Quinn looked through the window to see Sister and Sissy heading their way, their shadows stretching across Main Street. He almost chuckled. One as wide as tall and the other looked more like a tree stretching across the street. From the day he hit West Texas, the two siblings, owners of the Sisters boutique in Tucker’s Bluff and the former bordello, now a bed and breakfast in Sadieville, never ceased to surprise him. The scent of Molly’s food truck wafted through the open door—whoever ran the new restaurant was going to have stiff competition from Molly.
“Quinnnnn!” Sister’s 50s style beehive blonde hairdo, as big and wide as she was, preceded her through the doorway. “Tell me the council shared more about the new chef to y’all.”
Sissy, the other sibling, sported red hair and stood almost a head taller than her sister and rail-thin to boot. The two ducked under a ladder where Ryan was touching up trim. “Frankly, I don’t understand what the big secret is. Unless they’ve hired Gordon Ramsey—”
“Lord forbid,” her sister cut her off.
Sissy rolled her eyes at her sister. “Honestly, what do they think keeping the head chef’s name and details a secret will do?”

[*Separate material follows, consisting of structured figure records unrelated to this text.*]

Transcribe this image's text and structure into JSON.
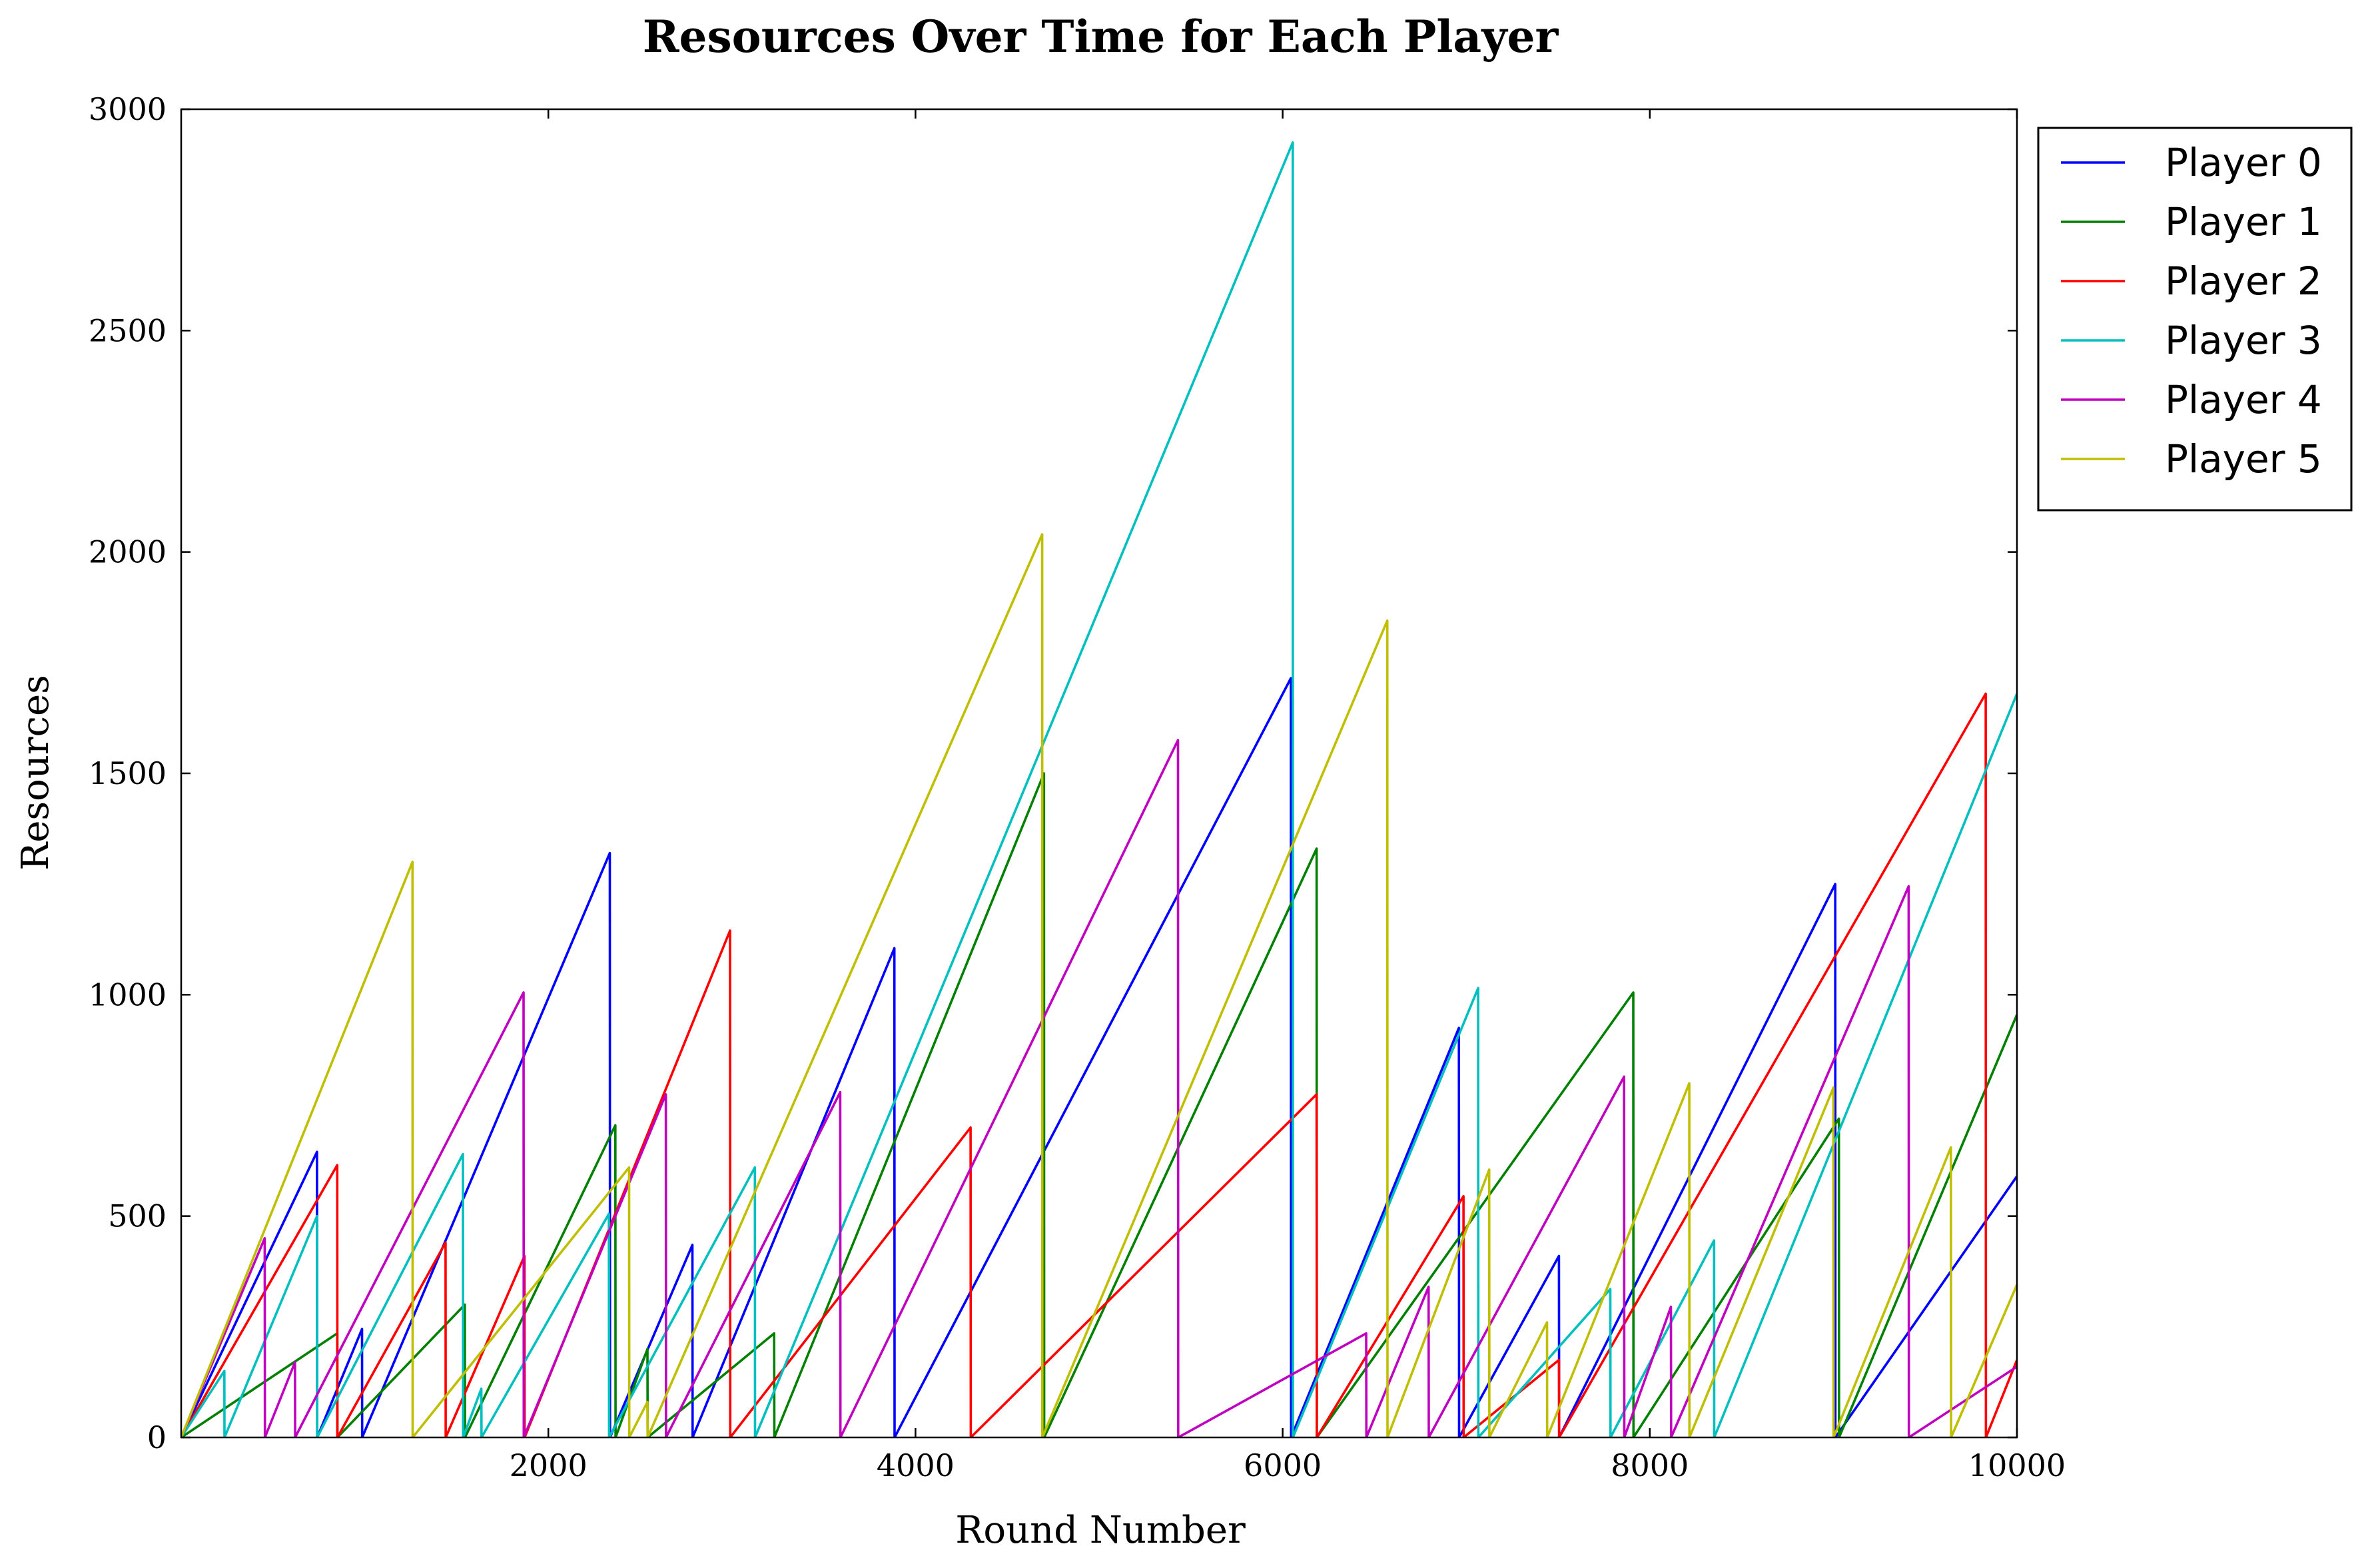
{
  "chart_data": {
    "type": "line",
    "title": "Resources Over Time for Each Player",
    "xlabel": "Round Number",
    "ylabel": "Resources",
    "xlim": [
      0,
      10000
    ],
    "ylim": [
      0,
      3000
    ],
    "xticks": [
      2000,
      4000,
      6000,
      8000,
      10000
    ],
    "xtick_labels": [
      "2000",
      "4000",
      "6000",
      "8000",
      "10000"
    ],
    "yticks": [
      0,
      500,
      1000,
      1500,
      2000,
      2500,
      3000
    ],
    "ytick_labels": [
      "0",
      "500",
      "1000",
      "1500",
      "2000",
      "2500",
      "3000"
    ],
    "grid": false,
    "legend_position": "upper-right-outside",
    "series": [
      {
        "name": "Player 0",
        "color": "#0000ff",
        "x": [
          0,
          740,
          741,
          985,
          986,
          2335,
          2336,
          2785,
          2786,
          3885,
          3886,
          6045,
          6046,
          6960,
          6961,
          7505,
          7506,
          9010,
          9011,
          10000
        ],
        "y": [
          0,
          645,
          0,
          245,
          0,
          1320,
          0,
          435,
          0,
          1105,
          0,
          1715,
          0,
          925,
          0,
          410,
          0,
          1250,
          0,
          590
        ]
      },
      {
        "name": "Player 1",
        "color": "#008000",
        "x": [
          0,
          850,
          851,
          1545,
          1546,
          2365,
          2366,
          2540,
          2541,
          3230,
          3231,
          4700,
          4701,
          6185,
          6186,
          7910,
          7911,
          9030,
          9031,
          10000
        ],
        "y": [
          0,
          235,
          0,
          300,
          0,
          705,
          0,
          200,
          0,
          235,
          0,
          1500,
          0,
          1330,
          0,
          1005,
          0,
          720,
          0,
          955
        ]
      },
      {
        "name": "Player 2",
        "color": "#ff0000",
        "x": [
          0,
          850,
          851,
          1440,
          1441,
          1870,
          1871,
          2990,
          2991,
          4300,
          4301,
          6185,
          6186,
          6985,
          6986,
          7505,
          7506,
          9830,
          9831,
          10000
        ],
        "y": [
          0,
          615,
          0,
          440,
          0,
          410,
          0,
          1145,
          0,
          700,
          0,
          775,
          0,
          545,
          0,
          175,
          0,
          1680,
          0,
          175
        ]
      },
      {
        "name": "Player 3",
        "color": "#00bfbf",
        "x": [
          0,
          235,
          236,
          740,
          741,
          1535,
          1536,
          1635,
          1636,
          2330,
          2331,
          3125,
          3126,
          6055,
          6056,
          7065,
          7066,
          7785,
          7786,
          8350,
          8351,
          10000
        ],
        "y": [
          0,
          150,
          0,
          500,
          0,
          640,
          0,
          110,
          0,
          505,
          0,
          610,
          0,
          2925,
          0,
          1015,
          0,
          335,
          0,
          445,
          0,
          1680
        ]
      },
      {
        "name": "Player 4",
        "color": "#bf00bf",
        "x": [
          0,
          455,
          456,
          620,
          621,
          1865,
          1866,
          2640,
          2641,
          3590,
          3591,
          5430,
          5431,
          6455,
          6456,
          6795,
          6796,
          7860,
          7861,
          8115,
          8116,
          9410,
          9411,
          10000
        ],
        "y": [
          0,
          450,
          0,
          170,
          0,
          1005,
          0,
          775,
          0,
          780,
          0,
          1575,
          0,
          235,
          0,
          340,
          0,
          815,
          0,
          295,
          0,
          1245,
          0,
          160
        ]
      },
      {
        "name": "Player 5",
        "color": "#bfbf00",
        "x": [
          0,
          1260,
          1261,
          2440,
          2441,
          2540,
          2541,
          4690,
          4691,
          6570,
          6571,
          7125,
          7126,
          7440,
          7441,
          8215,
          8216,
          9000,
          9001,
          9640,
          9641,
          10000
        ],
        "y": [
          0,
          1300,
          0,
          610,
          0,
          80,
          0,
          2040,
          0,
          1845,
          0,
          605,
          0,
          260,
          0,
          800,
          0,
          790,
          0,
          655,
          0,
          345
        ]
      }
    ]
  }
}
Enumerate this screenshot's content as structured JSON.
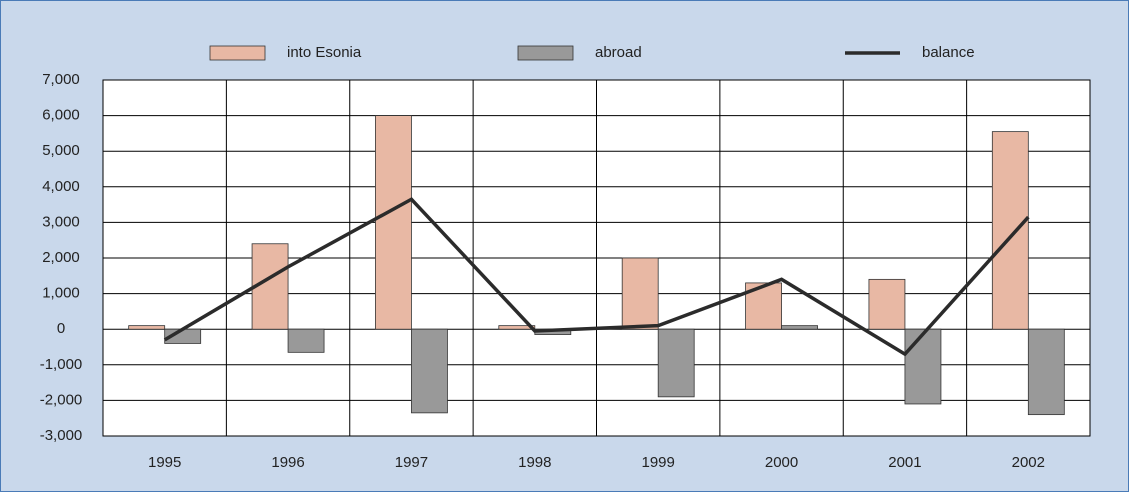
{
  "chart_data": {
    "type": "bar",
    "categories": [
      "1995",
      "1996",
      "1997",
      "1998",
      "1999",
      "2000",
      "2001",
      "2002"
    ],
    "series": [
      {
        "name": "into Esonia",
        "type": "bar",
        "color": "#e8b8a4",
        "values": [
          100,
          2400,
          6000,
          100,
          2000,
          1300,
          1400,
          5550
        ]
      },
      {
        "name": "abroad",
        "type": "bar",
        "color": "#999999",
        "values": [
          -400,
          -650,
          -2350,
          -150,
          -1900,
          100,
          -2100,
          -2400
        ]
      },
      {
        "name": "balance",
        "type": "line",
        "color": "#2b2b2b",
        "values": [
          -300,
          1750,
          3650,
          -50,
          100,
          1400,
          -700,
          3150
        ]
      }
    ],
    "ylim": [
      -3000,
      7000
    ],
    "yticks": [
      {
        "value": -3000,
        "label": "-3,000"
      },
      {
        "value": -2000,
        "label": "-2,000"
      },
      {
        "value": -1000,
        "label": "-1,000"
      },
      0,
      {
        "value": 1000,
        "label": "1,000"
      },
      {
        "value": 2000,
        "label": "2,000"
      },
      {
        "value": 3000,
        "label": "3,000"
      },
      {
        "value": 4000,
        "label": "4,000"
      },
      {
        "value": 5000,
        "label": "5,000"
      },
      {
        "value": 6000,
        "label": "6,000"
      },
      {
        "value": 7000,
        "label": "7,000"
      }
    ],
    "grid": true,
    "legend": "top"
  }
}
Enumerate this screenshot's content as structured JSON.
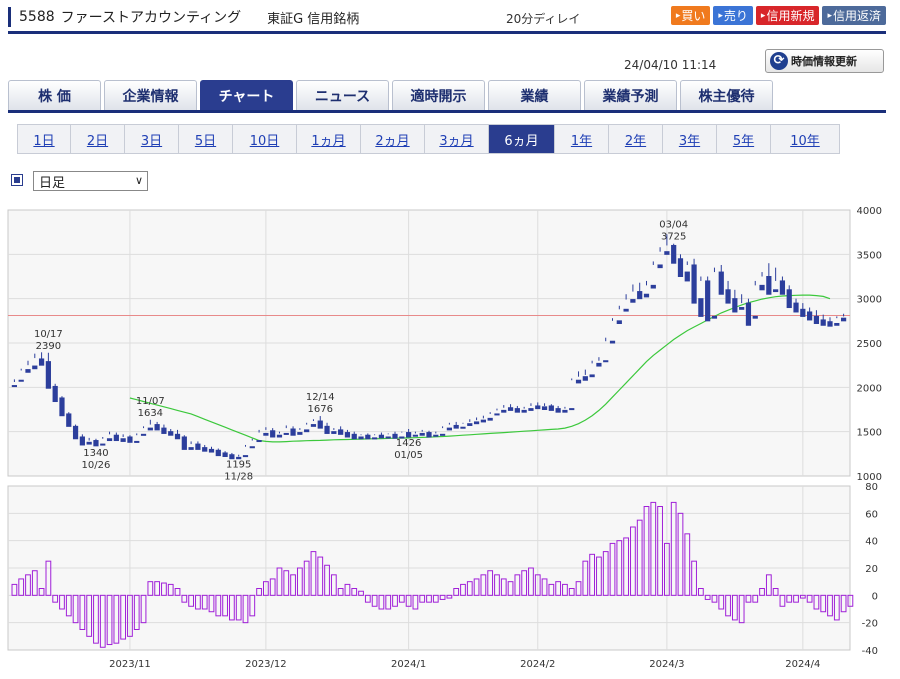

Considering these two women as well as his aunt Eileen and the rest of the Tuckers Bluff Afternoon Social Club were usually the first to know anything and everything about everyone in town, not knowing this must be killing them. All Quinn could do was shrug.
“Well,” Sister huffed, “at least we have the B&B all spruced up. We want Sadieville to make a good impression. We’ve put him in the Violet Room—best view of the sunrise.” She rocked on the balls of her feet and sighed. “So, they didn’t tell you anything more about him at all?”
Quinn checked his watch. The crew would be breaking for lunch about now, but he suspected he wouldn’t be going anywhere until the sisters got some answers. Too bad he didn’t have what they wanted. “All I know is that the chef’s due in three days. And before you ask, no, I don’t know anything else except he’s from Chicago.”
“Chicago!” Sister clutched her chest. “Oh, I do hope he likes our sleepy little town.”
“Now now, Sister, don’t get your pearls in a cluster. I’m sure the town wouldn’t have chosen a big city chef if they didn’t have good reason for wanting to live in dusty West Texas.”
“I sure hope you’re right.” Sister spun around to face Quinn and his brothers. “We’re supposed to meet your aunt Eileen for lunch, but she called to say Connor needed her to baby-sit last minute. You boys taking a break for lunch?”